I have been working through the LULC python pipeline that uses a combination of eo-learn and sentinelhub.
Does anyone have recommendations to reduce using processing units while testing the code?
While learning these tools I chose an area about 1000 square km and after two attempts with the pipeline code have used 20,000 processing units and have no idea where the EOpatches are being saved. Something is being processed and it takes about 30 minutes to run, but after there are no ‘results’ and the output folder created remains empty. In the error report all executions failed with:
KeyError: “During execution of task VectorToRaster: ‘lulcid’”
I am looking to use google colab, so that may be an additional hurdle.
I am not concerned about fixing a specific problem, but rather generally avoiding burning through a month of processing units with mistakes when implementing on a large scale.
Is there a way to prompt the user during a workflow like the example for land use in Slovenia or other repetitive tasks using large amounts of processing units to stop after an error in the first execution batch?

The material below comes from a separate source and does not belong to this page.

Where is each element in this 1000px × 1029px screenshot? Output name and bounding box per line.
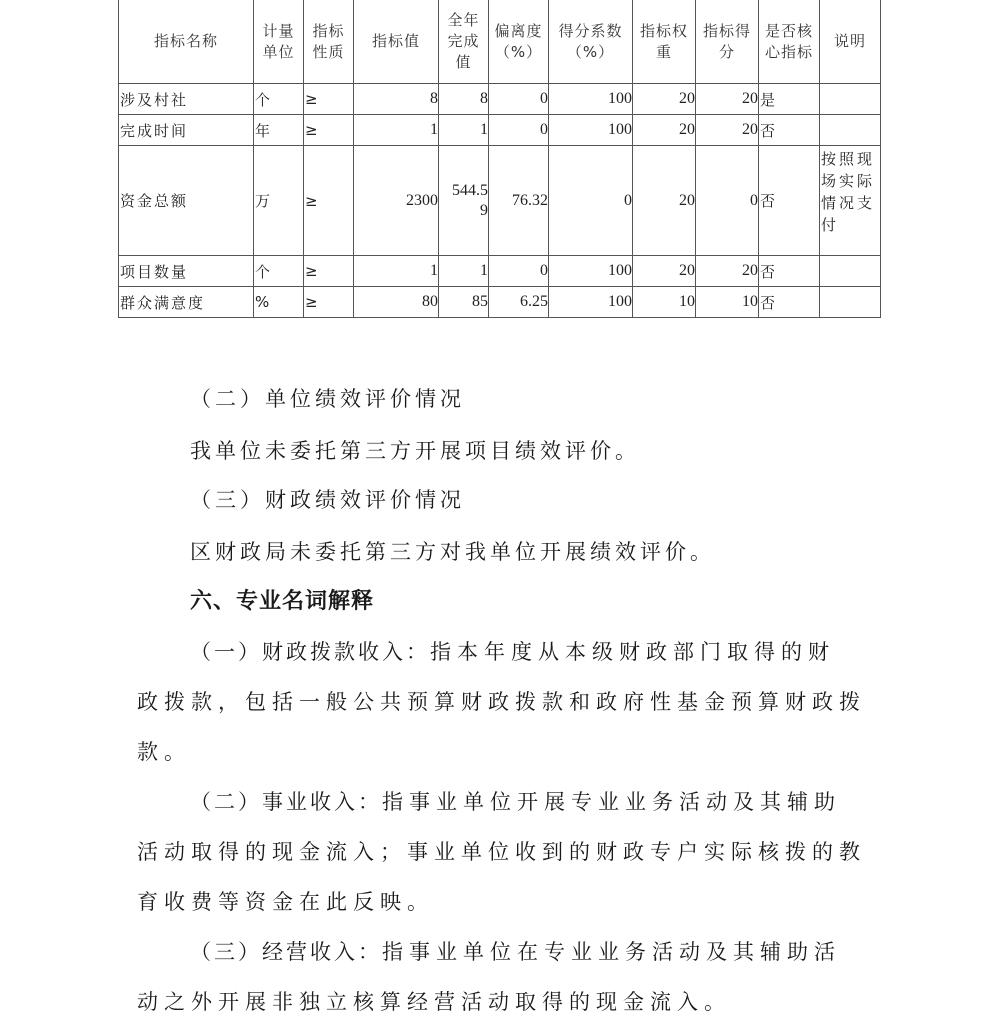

Requests and mosaicking work fine for my AOI. Are significantly more processing units needed when splitting the same area first with the bboxsplitter?
You are addressing a couple of questions.
For reducing the consumption you can simply choose smaller area or shorter time period. Or perhaps reduce the allowed cloud coverage a bit, to filter out the most cloudy scenes.
That being said, if you want to run larger ML loads, we recommend using Batch processing, which was desing to fit this purpose and is optimised for it - you will consume three times less processing units. See an example eo-learn workflow with Batch described in this blog post:
Note that you will need an enterprise package to use Batch processing, but if you want to give it a try, send us an e-mail and we will temporarily configure your account accordingly.
Most of the exemplery eo-learn tasks first fetch EOPatches and store them to your local disk, then use this every time you run the code. And no, there should be no more processing units consumed if you split the area or not. Processing units are simply calculated based on the total volume of data you consume. See this doc for definition:
Thank you for the response…I am going to keep getting to know the tools on a basic level before moving towards larger tasks.
As far as processing units, it looks like google colab deletes the files stored in a session (response.tiff) and the sentinelhub request starts again from 0 when the notebook is reopened. I am going through the documentation now to modify the the pipeline to restart from the tiff and will repost if I find a solution.